University of Michigan researchers Kaiyuan Yang, Matthew Hicks, Todd Austin, Dennis Sylvester and Qing Dong implemented a novel Trojan horse attack against existing hardware designs that would require a new approach to defend against, let alone detect.
Such an attack would mean companies like Apple, which designs its own processors but outsources production to chip fabrication plants, could unwittingly sell Trojanised iDevices with hardware malware that cannot be removed.
To show that such a scenario is possible, the researchers built a proof of concept using an OpenRisc OR1200 processor [pdf], and fabricated a chip that contained their A2 privilege escalation attack, which can be used to remotely take over a whole computer.
By using analogue components such as a capacitor and a few transistors wrapped up in a single logic gate to make a flip-flop with two stable states, the researchers were able to create a hardware attack that's much smaller than a digital equivalent, which requires hundreds of counter-based triggers.
To trigger the attack, the capacitor in the researchers' A2 gate siphons off charge from a target wire on the chip. When attached to a signal that toggles between high and low states infrequently through interaction with normal software, the capacitor doesn't charge sufficiently, and the attack doesn't trigger.
However, if the signal is toggled at high rates using a specially crafted operating system user mode program, the capacitor charges fully and the flip-flop changes state.
This flips the bit that switches between user and supervisor mode, escalating the access rights to the systems for the attack.
The reseachers said that while fabrication-time attacks have been studied over the past ten years, their A2 exploit is small and changes just a single chip gate. This makes it stealthy, and extremely hard to detect.
While the researchers used the open source OR1200 processor for their proof of concept, they said it was possible to build A2-like attacks into Intel and AMD x86 architecture chips.
"We expect a A2-like attack in x86 processors to be much harder to detect and easier to implement than its OR1200 counterpart," the researchers wrote.
"While there are more viable victim registers in x86, A2 still only needs to target a single register to be effective."
Chip design companies try to spot errors in integrated circuits with post-fabrication testing, but the A2 attack is unlikely to be spotted as it requires a sequence of trigger events that even the most meticulous tester won't ever encounter, the researchers said.
In fact, the only way to effectively detect the subverted chips would be to de-layer them, and image each with a scanning electron microscope.

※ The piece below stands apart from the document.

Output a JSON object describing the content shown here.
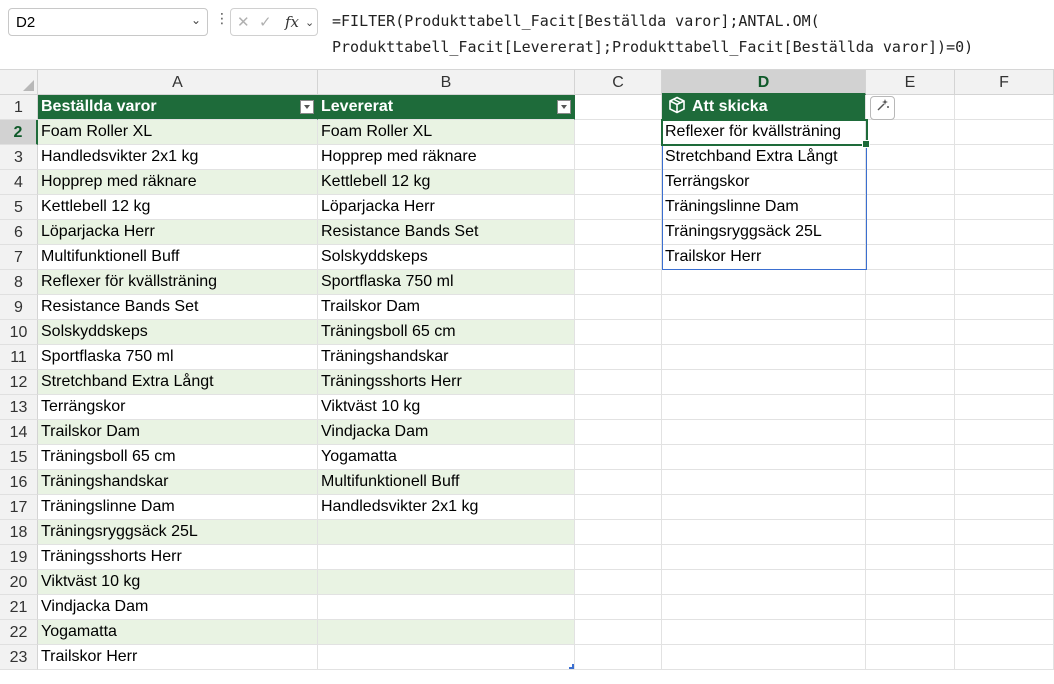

This, however, is prohibitively expensive.
Detecting hardware Trojans at the digital level isn't possible either, as operating systems fully trust the processors they run on.
Defending against chip-level attacks is very difficult. The researchers worked out ways to defeat existing defence methods such as on-chip sensors, side-channels and chip characterisation or fingerprinting with A2.
They proposed a new type of defence, where trusted circuits monitor the execution of untrusted circuits, and look for digital behaviours that are out of specification for the chip.
Low-level attacks that subvert hardware have been devised before. Bell Labs UNIX developer Ken Thompson, inventor of the B (a precursor to C) and Go languages, devised an attack that could be implemented in hardware microcode, to inject a backdoor.